Depremde, Doğanlar Apartmanı enkazından 65 saat sonra kurtulan Elif Perinçek’in ağabeyi Umut Perinçek ise hayatını kaybetmişti. Perinçek Ailesi, acı kayıptan sonra çocuklara hizmet eden Yüreklere Umut Vakfını (YUVA) kurmuştu. Vakıf, deprem yıldönümünde deprem hattında bisiklet sürme etkinliği de düzenledi. Anne Seher Perinçek, “117 vatandaşımızı anmak için 117 gönüllü bisikletlimizle etkinlik çağrısı yapmıştık. 117 gönüllüden daha fazla bisikletli katılım sağladı. Bisikletli arkadaşlarımız deprem hattı üzerinde bisiklet sürdüler. Ayrıca gökyüzüne balonda uçuracağız. Bu balonlar uçtuğunda yitirdiğimiz 27 miniğimizde minik bir tebessüm sağlamış olmak istiyoruz. Her tebessüm eden çocuğun gülüşünde, vefat eden 27 çocuğumuz can bulacak. Bunların arasında Umut da var. 117 vatandaşın arasında 27 küçük kalp vardı. Maalesef 30 Ekim’de o kalpler durdu. Biz şimdi Türkiye’min çocuklar için kaleme aldığı dilekleri, bu balonlarla gökyüzüne bırakacağız. O minik kalplere küçük birer hediye yollayacağız. Ben, Umut’unu yitirmiş ama başka çocuklara umut olmaya çalışan bir anneyim” dedi. Baba Oğuz Perinçek ise “Tam bir yıl önce 117 canımızı kaybettik. Bu kayıplardan büyük bölümünün yaşandığı Doğanlar Apartmanı önündeyiz. Bu etkinlikle, 117 can kaybını anmak istedik. Depremi bir kez daha hatırlatmak, bundan sonraki olumsuz olayların yaşanmaması için tedbirlilerin alınması gerektiğini bir kez daha hatırlatmak için buradayız” diye konuştu. Konuşmaların ardından, aralarında çocukların da bulunduğu çok sayıda gönüllü, dileklerinin yazıldığı balonları, depremde hayatını kaybeden 27 çocuk için havaya saldı.

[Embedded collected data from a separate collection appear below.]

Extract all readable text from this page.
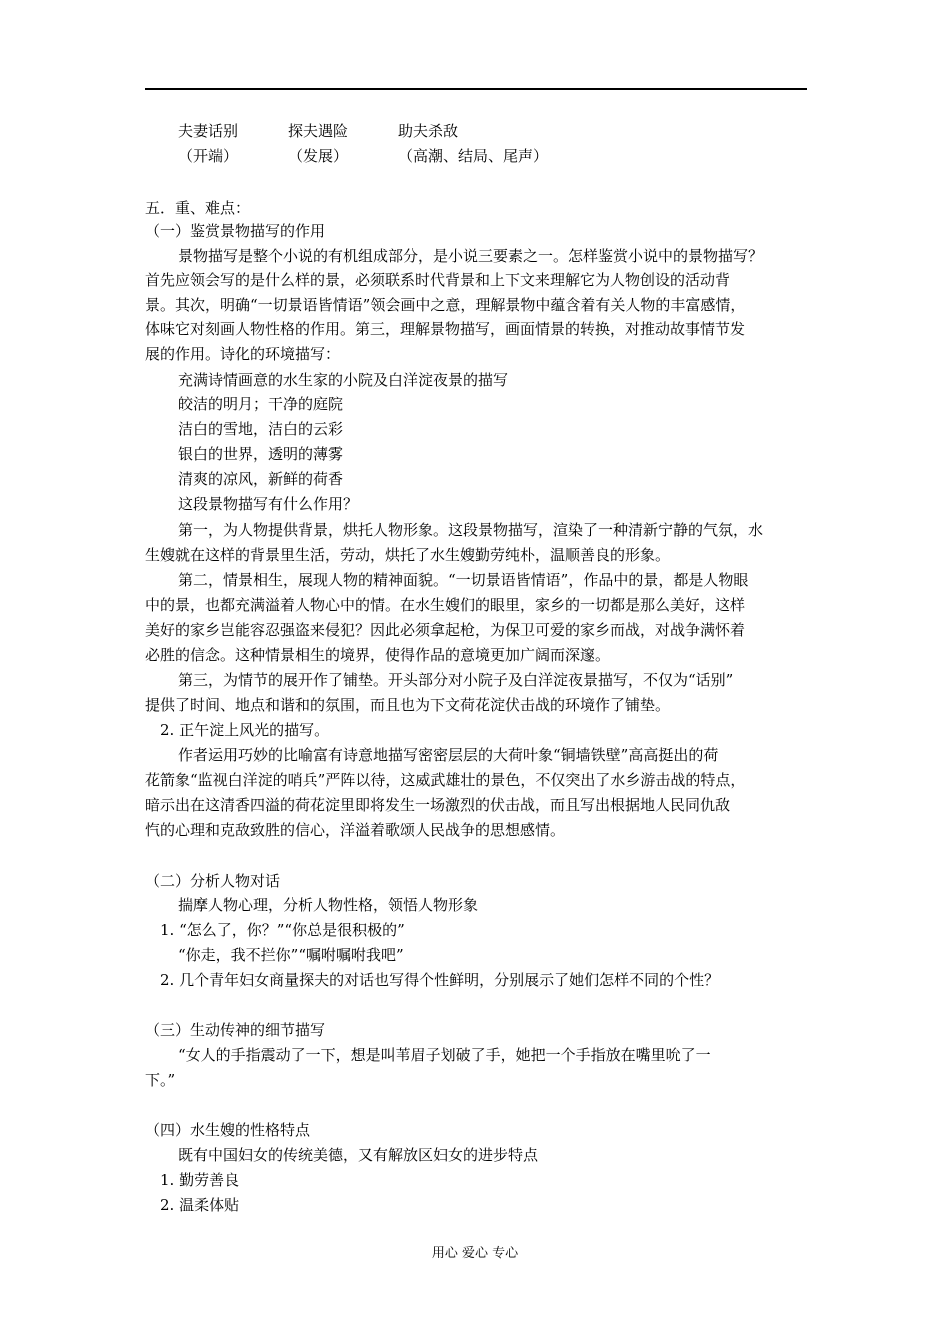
夫妻话别	探夫遇险	助夫杀敌
（开端）	（发展）	（高潮、结局、尾声）
五．重、难点：
（一）鉴赏景物描写的作用
景物描写是整个小说的有机组成部分，是小说三要素之一。怎样鉴赏小说中的景物描写？
首先应领会写的是什么样的景，必须联系时代背景和上下文来理解它为人物创设的活动背
景。其次，明确“一切景语皆情语”领会画中之意，理解景物中蕴含着有关人物的丰富感情，
体味它对刻画人物性格的作用。第三，理解景物描写，画面情景的转换，对推动故事情节发
展的作用。诗化的环境描写：
充满诗情画意的水生家的小院及白洋淀夜景的描写
皎洁的明月；干净的庭院
洁白的雪地，洁白的云彩
银白的世界，透明的薄雾
清爽的凉风，新鲜的荷香
这段景物描写有什么作用？
第一，为人物提供背景，烘托人物形象。这段景物描写，渲染了一种清新宁静的气氛，水
生嫂就在这样的背景里生活，劳动，烘托了水生嫂勤劳纯朴，温顺善良的形象。
第二，情景相生，展现人物的精神面貌。“一切景语皆情语”，作品中的景，都是人物眼
中的景，也都充满溢着人物心中的情。在水生嫂们的眼里，家乡的一切都是那么美好，这样
美好的家乡岂能容忍强盗来侵犯？因此必须拿起枪，为保卫可爱的家乡而战，对战争满怀着
必胜的信念。这种情景相生的境界，使得作品的意境更加广阔而深邃。
第三，为情节的展开作了铺垫。开头部分对小院子及白洋淀夜景描写，不仅为“话别”
提供了时间、地点和谐和的氛围，而且也为下文荷花淀伏击战的环境作了铺垫。
2. 正午淀上风光的描写。
作者运用巧妙的比喻富有诗意地描写密密层层的大荷叶象“铜墙铁壁”高高挺出的荷
花箭象“监视白洋淀的哨兵”严阵以待，这威武雄壮的景色，不仅突出了水乡游击战的特点，
暗示出在这清香四溢的荷花淀里即将发生一场激烈的伏击战，而且写出根据地人民同仇敌
忾的心理和克敌致胜的信心，洋溢着歌颂人民战争的思想感情。
（二）分析人物对话
揣摩人物心理，分析人物性格，领悟人物形象
1. “怎么了，你？”“你总是很积极的”
“你走，我不拦你”“嘱咐嘱咐我吧”
2. 几个青年妇女商量探夫的对话也写得个性鲜明，分别展示了她们怎样不同的个性？
（三）生动传神的细节描写
“女人的手指震动了一下，想是叫苇眉子划破了手，她把一个手指放在嘴里吮了一
下。”
（四）水生嫂的性格特点
既有中国妇女的传统美德，又有解放区妇女的进步特点
1. 勤劳善良
2. 温柔体贴
用心 爱心 专心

30 Ekim 2020 sonrası yaşananlar
6,6 büyüklüğündeki depremde 5 apartman tamamen yıkılmış, 117 kişi hayatını kaybederken bin 34 kişi yaralanmıştı. Yıkılan binalarda sorumlulukları olduğu iddia edilen kişilere yönelik açılan 5 davada 29 sanık yargılanıyor. Aralarında müteahhit, sürveyan, inşaat mühendisi, mimar; projesiz, izinsiz ve kontrolsüz tamirat işlemi yaptırdığı, binanın kentsel dönüşüme sokulmasına karşı çıktığı ve binadaki hasarı bina sakinlerinden gizlediği iddia edilen apartman kat malikleri ile yapı denetim şirketi yetkililerinin de olduğu 29 sanık hakkında "bilinçli taksirle birden fazla insanın ölümüne ve yaralanmasına neden olmak" suçundan dava açıldı. Bilirkişi raporlarında, 5 apartman için de ortak görüşe varıldı, binaların "projelendirmedeki eksiklikler, malzeme özelliklerindeki yetersizlikler, uygulama ve işçilik hataları, yapım denetimindeki yetersizlik" nedeniyle yıkıldığına dikkati çekildi. Depremde 36 kişi ile en çok can kaybının yaşandığı apartman Rıza Bey Apartmanı oldu. Yağcıoğlu Apartmanı B Blok, Emrah Apartmanı, Rızabey Apartmanı, Doğanlar Apartmanı B Blok, Yılmaz Erbek Apartmanı B Blok ile ilgili davalar sürerken, Barış Sitesi’ne ilişkin ise şüphelilerin hayatta olmaması ve kimlik tespiti yapılamaması nedeniyle dava açılamadı. 29 sanık hakkında açılan 5 davada 8 sanık tutuklu yargılanıyor. Deprem sonrası hasar tespit çalışmaları kapsamında 210 bin bina kontrol edildi. Ağır hasarlı 680 binanın yıkımında sona gelindi. Bayraklı’daki 7 proje alanında bin 700 bağımsız bölüm yapılması, 375 hektarlık rezerv alanında da 3 bin 649 tane bağımsız bölüm yapılması planlanıyor.